Oct 15, 2006 14:46
I had helped Cordelia. I had done everything that she asked. I had sttod by her, and then Mother came forth and told me that this wasn't me. That I couldn't kill a girl just to make the birth happen quicker.
I wanted to believe Darla, even though she was an evil vampire who had terrorized Holtz and had murdered his family, every bit as much as Angelus had. I wanted to believe in her, too. I wanted to believe in her more then I did Angelus, because I hated Angelus. Even when he was Angel, he wasn't fooling me, and now that he was Angelus, I could kill him. I would kill him, especially after the birth.
I believed in my Mother. She was dead and the vision of her was so sweet, I felt closer to her, ever then I would with Angelus. Angelus was the one that had pushed Darla into doing all of those evil things in the past, and as my Mom spoke to me in the room, I tried to urge Cordelia into not killing this girl...into having the child normally. It had happened so fast, that I was worried about the birth, but Cordy was so big, that she had to have the baby soon, but not this way.
I was unusual, and strange and a freak, just like my parents, so it didn't scare me that she was pregnant so fast and not in nine months like a normal woman. But, as I backed away, Cordelia said that we needed to do this for our baby, and that the baby would die if she had to wait. I had no idea of what to do and didn't know anything about pregnancies and bith's, other then that mine had sucked because my Mother had staked herself so that I could be born.
Cordy did it herself and looked angered with me when she did. I didn't like that. She was the only thing on this Earth...she and our baby, that I believed in, and while Gunn, Fred and Wesley were okay, they weren't worth surviving a hell in which there was total darkness, a beast that was connected to my evil father killing everything in Los Angeles, and nothing to live for, and nobody that cared about me, outside of Cordy.
When she killed the child, my Mother's vision disappeared as she cried, and I felt like it was all wrong, and was something else in this world that really sucked. Then, in a burst of light, right after she had poured the dead girl's blood all over her hands, the baby was born, and again, I didn't know crap about birth, but it was so bright, that I couldn't see it. Then, the baby disappeared, and I knew, I just knew that the baby was dead. The baby was gone and it had to be dead.
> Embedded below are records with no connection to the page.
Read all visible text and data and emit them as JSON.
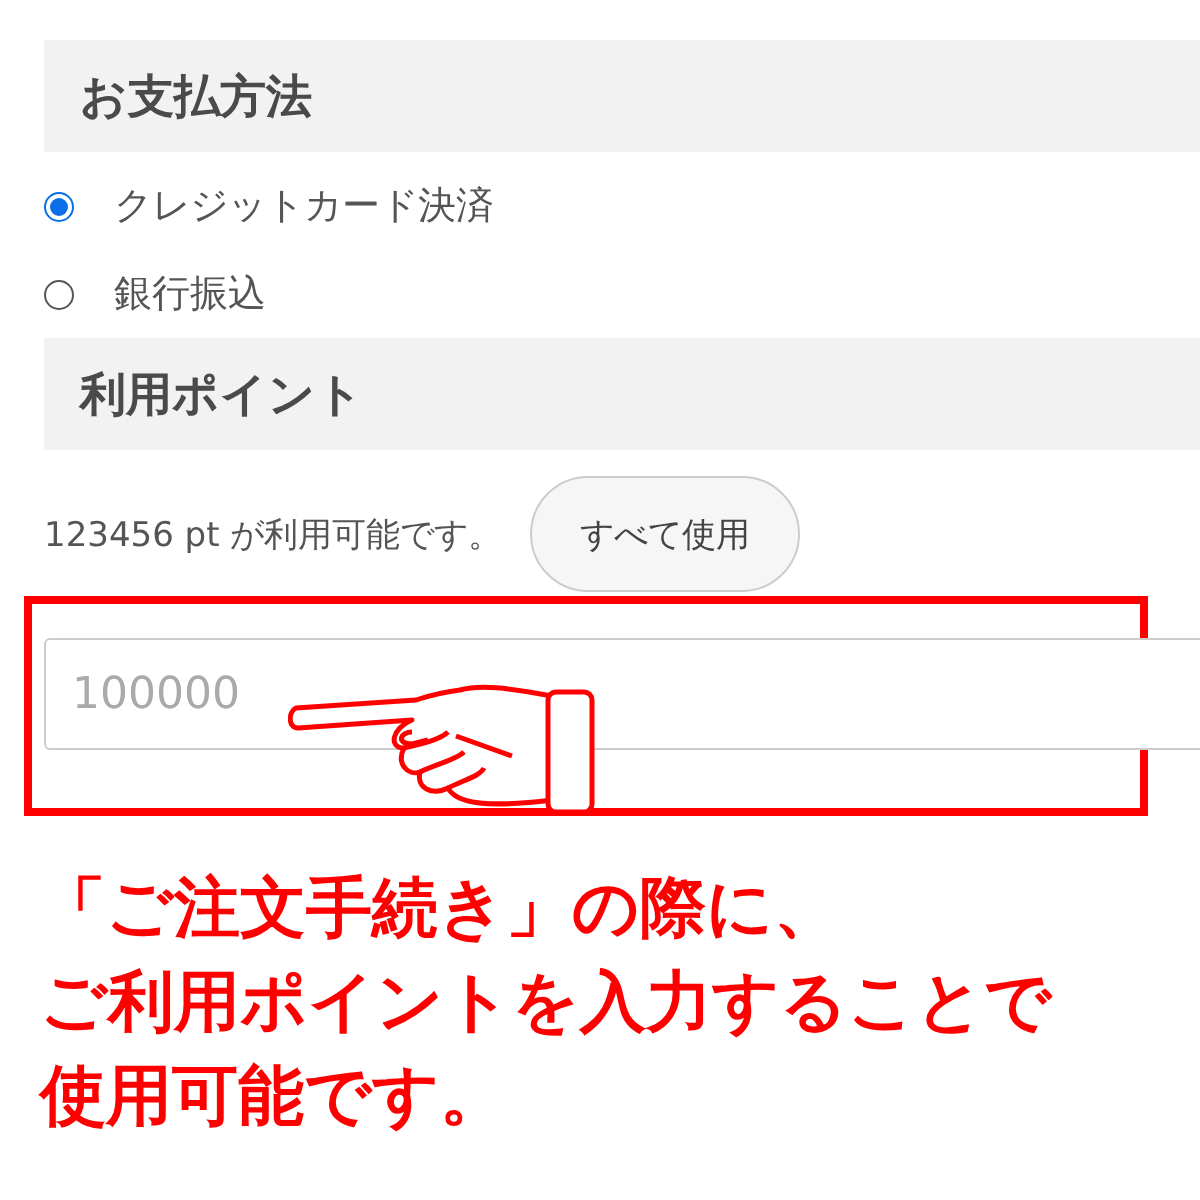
{
  "payment": {
    "heading": "お支払方法",
    "options": [
      {
        "label": "クレジットカード決済",
        "selected": true
      },
      {
        "label": "銀行振込",
        "selected": false
      }
    ]
  },
  "points": {
    "heading": "利用ポイント",
    "available": "123456 pt が利用可能です。",
    "button": "すべて使用",
    "input": {
      "placeholder": "100000"
    }
  },
  "annotation": {
    "lines": [
      "「ご注文手続き」の際に、",
      "ご利用ポイントを入力することで",
      "使用可能です。"
    ]
  }
}
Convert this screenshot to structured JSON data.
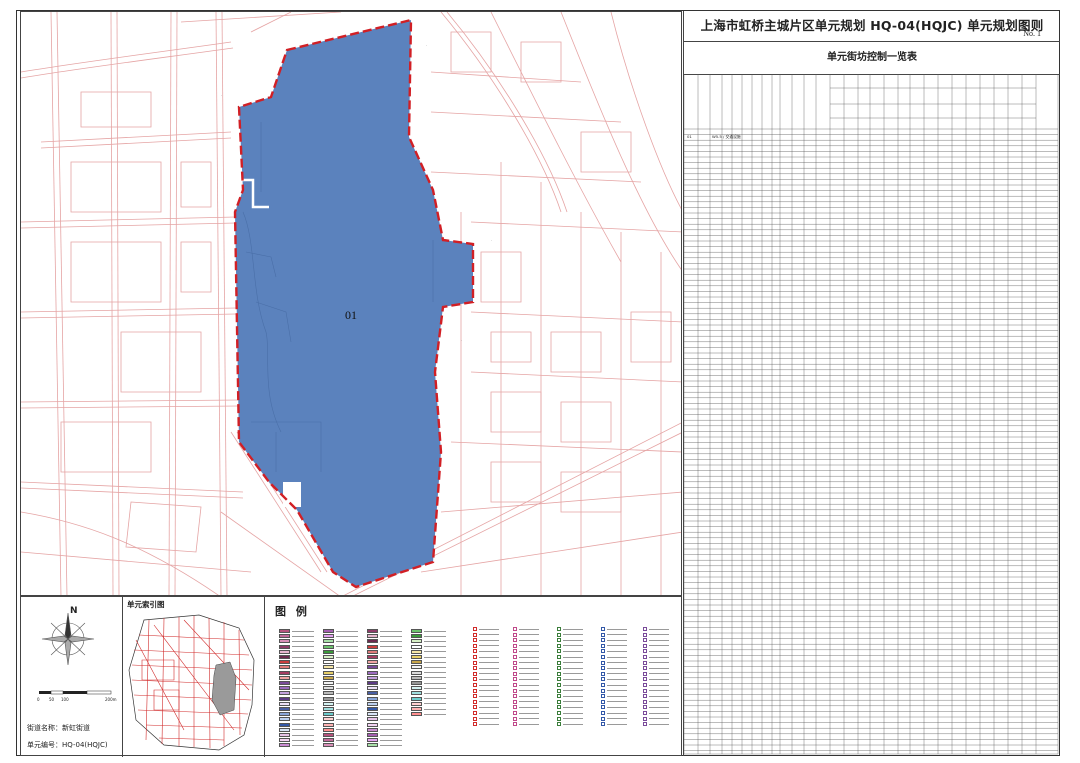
{
  "map": {
    "district_label": "01",
    "fill_color": "#5b82bd",
    "boundary_color": "#d11f25",
    "road_color": "#e5a4a4"
  },
  "header": {
    "title": "上海市虹桥主城片区单元规划   HQ-04(HQJC) 单元规划图则",
    "sheet_no": "No. 1"
  },
  "table": {
    "title": "单元街坊控制一览表",
    "first_row": {
      "code": "01",
      "note": "W5.5 / 交通设施"
    }
  },
  "info": {
    "street": "街道名称：新虹街道",
    "unit": "单元编号：HQ-04(HQJC)"
  },
  "index_map": {
    "title": "单元索引图"
  },
  "legend": {
    "title": "图  例"
  },
  "compass": {
    "north": "N"
  },
  "scale": {
    "labels": [
      "0",
      "50",
      "100",
      "200m"
    ]
  }
}
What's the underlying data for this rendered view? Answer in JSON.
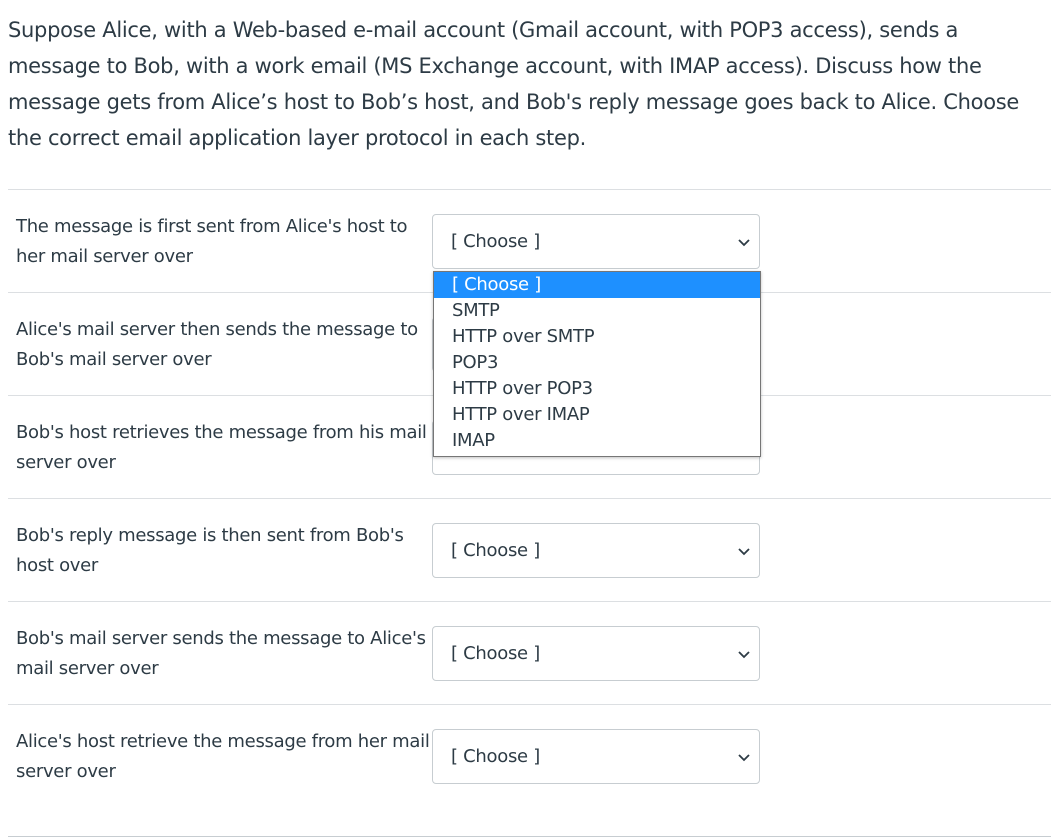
{
  "question": {
    "text": "Suppose Alice, with a Web-based e-mail account (Gmail account, with POP3 access), sends a message to Bob, with a work email (MS Exchange account, with IMAP access). Discuss how the message gets from Alice’s host to Bob’s host, and Bob's reply message goes back to Alice. Choose the correct email application layer protocol in each step."
  },
  "rows": [
    {
      "label": "The message is first sent from Alice's host to her mail server over",
      "selected": "[ Choose ]"
    },
    {
      "label": "Alice's mail server then sends the message to Bob's mail server over",
      "selected": ""
    },
    {
      "label": "Bob's host retrieves the message from his mail server over",
      "selected": ""
    },
    {
      "label": "Bob's reply message is then sent from Bob's host over",
      "selected": "[ Choose ]"
    },
    {
      "label": "Bob's mail server sends the message to Alice's mail server over",
      "selected": "[ Choose ]"
    },
    {
      "label": "Alice's host retrieve the message from her mail server over",
      "selected": "[ Choose ]"
    }
  ],
  "dropdown": {
    "options": [
      "[ Choose ]",
      "SMTP",
      "HTTP over SMTP",
      "POP3",
      "HTTP over POP3",
      "HTTP over IMAP",
      "IMAP"
    ],
    "highlighted": "[ Choose ]"
  },
  "icons": {
    "chevron": "chevron-down-icon"
  },
  "colors": {
    "text": "#2d3b45",
    "highlight": "#1e90ff",
    "border": "#c7cdd1"
  }
}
Cordy was unconscious, and like a reflex, I went to her, and grabbed her and shook her. There was no blood from her and there would have had to have been blood if she had delivered a baby. Because I was such a freak, the baby had died. Cordy couldn't come to term with it.
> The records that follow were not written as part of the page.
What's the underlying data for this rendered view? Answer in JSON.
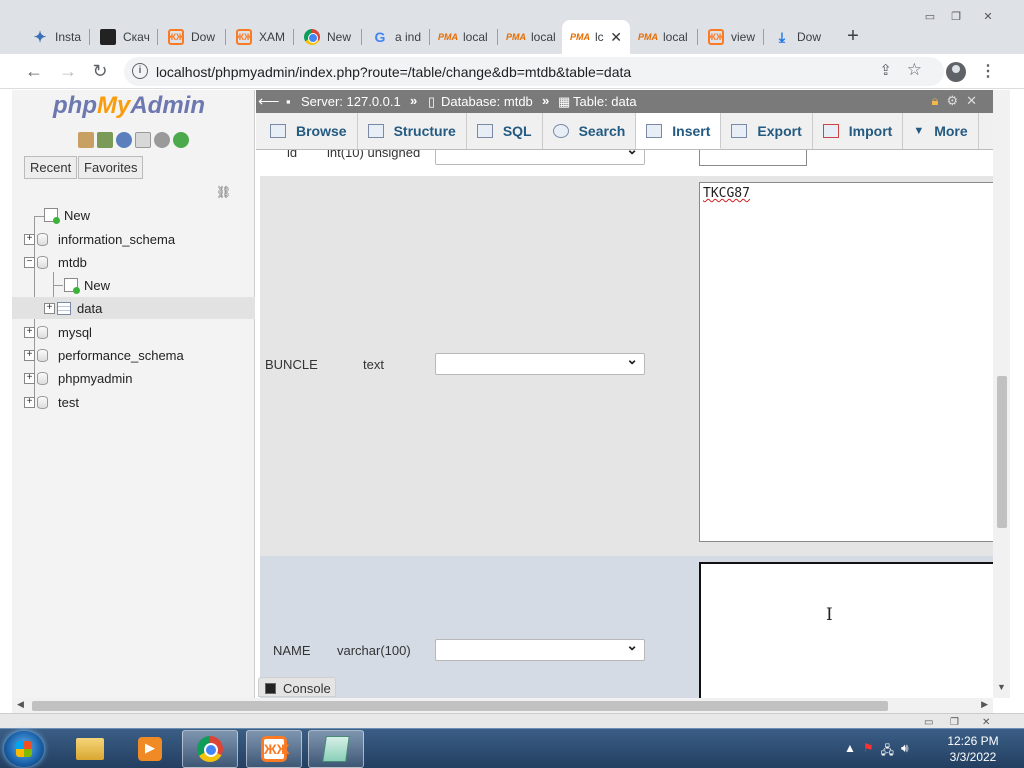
{
  "browser": {
    "tabs": [
      {
        "title": "Insta",
        "icon": "instaddr-icon"
      },
      {
        "title": "Скач",
        "icon": "terminal-icon"
      },
      {
        "title": "Dow",
        "icon": "xampp-icon"
      },
      {
        "title": "XAM",
        "icon": "xampp-icon"
      },
      {
        "title": "New",
        "icon": "chrome-icon"
      },
      {
        "title": "a ind",
        "icon": "google-icon"
      },
      {
        "title": "local",
        "icon": "phpmyadmin-icon"
      },
      {
        "title": "local",
        "icon": "phpmyadmin-icon"
      },
      {
        "title": "lc",
        "icon": "phpmyadmin-icon",
        "active": true
      },
      {
        "title": "local",
        "icon": "phpmyadmin-icon"
      },
      {
        "title": "view",
        "icon": "xampp-icon"
      },
      {
        "title": "Dow",
        "icon": "download-icon"
      }
    ],
    "close_glyph": "✕",
    "new_tab_glyph": "+",
    "url": "localhost/phpmyadmin/index.php?route=/table/change&db=mtdb&table=data"
  },
  "sidebar": {
    "logo": {
      "php": "php",
      "my": "My",
      "admin": "Admin"
    },
    "tabs": [
      "Recent",
      "Favorites"
    ],
    "tree": {
      "new_root": "New",
      "databases": [
        "information_schema",
        "mtdb",
        "mysql",
        "performance_schema",
        "phpmyadmin",
        "test"
      ],
      "mtdb_new": "New",
      "mtdb_table": "data"
    }
  },
  "breadcrumb": {
    "server": "Server: 127.0.0.1",
    "database": "Database: mtdb",
    "table": "Table: data",
    "sep": "»"
  },
  "menu": {
    "tabs": [
      "Browse",
      "Structure",
      "SQL",
      "Search",
      "Insert",
      "Export",
      "Import",
      "More"
    ],
    "active": "Insert"
  },
  "form": {
    "rows": [
      {
        "name": "id",
        "type": "int(10) unsigned",
        "value": ""
      },
      {
        "name": "BUNCLE",
        "type": "text",
        "value": "TKCG87"
      },
      {
        "name": "NAME",
        "type": "varchar(100)",
        "value": ""
      }
    ]
  },
  "console": {
    "label": "Console"
  },
  "taskbar": {
    "clock_time": "12:26 PM",
    "clock_date": "3/3/2022"
  }
}
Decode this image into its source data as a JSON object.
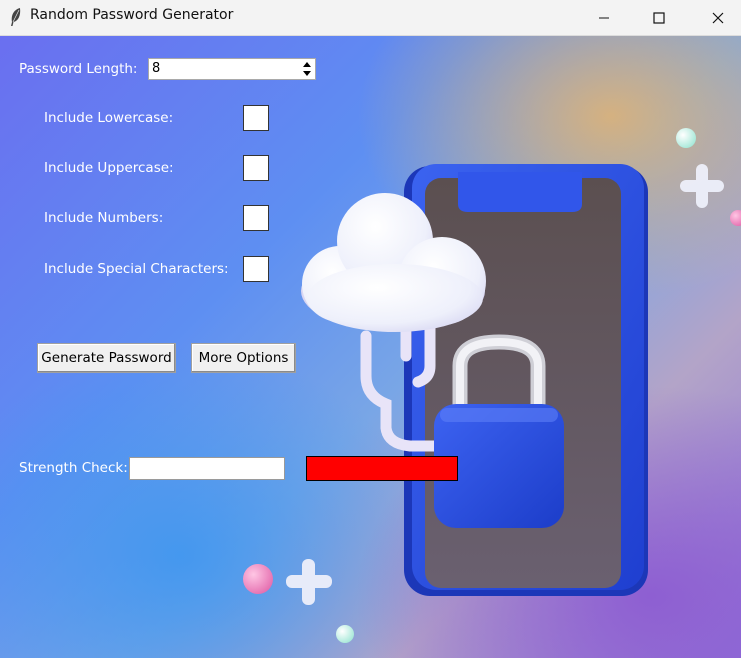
{
  "window": {
    "title": "Random Password Generator",
    "app_icon": "feather-icon",
    "controls": [
      "minimize-icon",
      "maximize-icon",
      "close-icon"
    ]
  },
  "form": {
    "length_label": "Password Length:",
    "length_value": "8",
    "options": [
      {
        "label": "Include Lowercase:",
        "checked": false
      },
      {
        "label": "Include Uppercase:",
        "checked": false
      },
      {
        "label": "Include Numbers:",
        "checked": false
      },
      {
        "label": "Include Special Characters:",
        "checked": false
      }
    ],
    "generate_button": "Generate Password",
    "more_options_button": "More Options",
    "strength_label": "Strength Check:",
    "password_output": "",
    "strength_color": "#ff0000"
  },
  "colors": {
    "phone_frame": "#2f55e6",
    "lock_body": "#2b4fd8",
    "strength_fill": "#ff0000"
  }
}
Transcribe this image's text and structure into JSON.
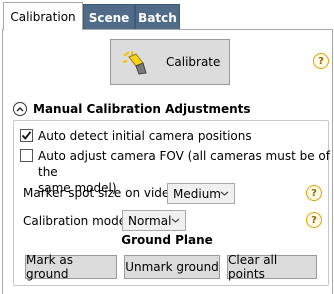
{
  "tabs": [
    {
      "label": "Calibration",
      "active": true
    },
    {
      "label": "Scene",
      "active": false
    },
    {
      "label": "Batch",
      "active": false
    }
  ],
  "calibrate_button": {
    "label": "Calibrate",
    "icon": "magic-wand-icon"
  },
  "help_icon_glyph": "?",
  "section": {
    "title": "Manual Calibration Adjustments",
    "collapsed": false
  },
  "checkboxes": [
    {
      "label": "Auto detect initial camera positions",
      "checked": true
    },
    {
      "label_line1": "Auto adjust camera FOV (all cameras must be of the",
      "label_line2": "same model)",
      "checked": false
    }
  ],
  "marker_spot": {
    "label": "Marker spot size on video:",
    "value": "Medium"
  },
  "calibration_mode": {
    "label": "Calibration mode:",
    "value": "Normal"
  },
  "ground_plane": {
    "title": "Ground Plane",
    "buttons": [
      "Mark as ground",
      "Unmark ground",
      "Clear all points"
    ]
  },
  "colors": {
    "inactive_tab": "#4f6b87",
    "help_border": "#e0a100",
    "button_bg": "#dcdcdc"
  }
}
I tried to wake her, enraged, seething, but she didn't wake, and I feared that she was dead. I grabbed her arm. "Cordy! Cordy!" I held her in my arms and she had a pulse, but she wasn't responding. There was like nothing there. This world sucked, and it sucked for one reason. Always one reason. Angelus. Angel. Angelus. Angelus was on the loose and he was the reason I was born into this shitty world and why my child had died at birth and why Cordy would kill an innocent girl to try to keep her alive.
I rushed out the apartment, after putting her on the bed. I would come back to her. I would come back and hope for her, after I killed every vampire coming here because of the permanent darkness and eespecially after I killed Angelus.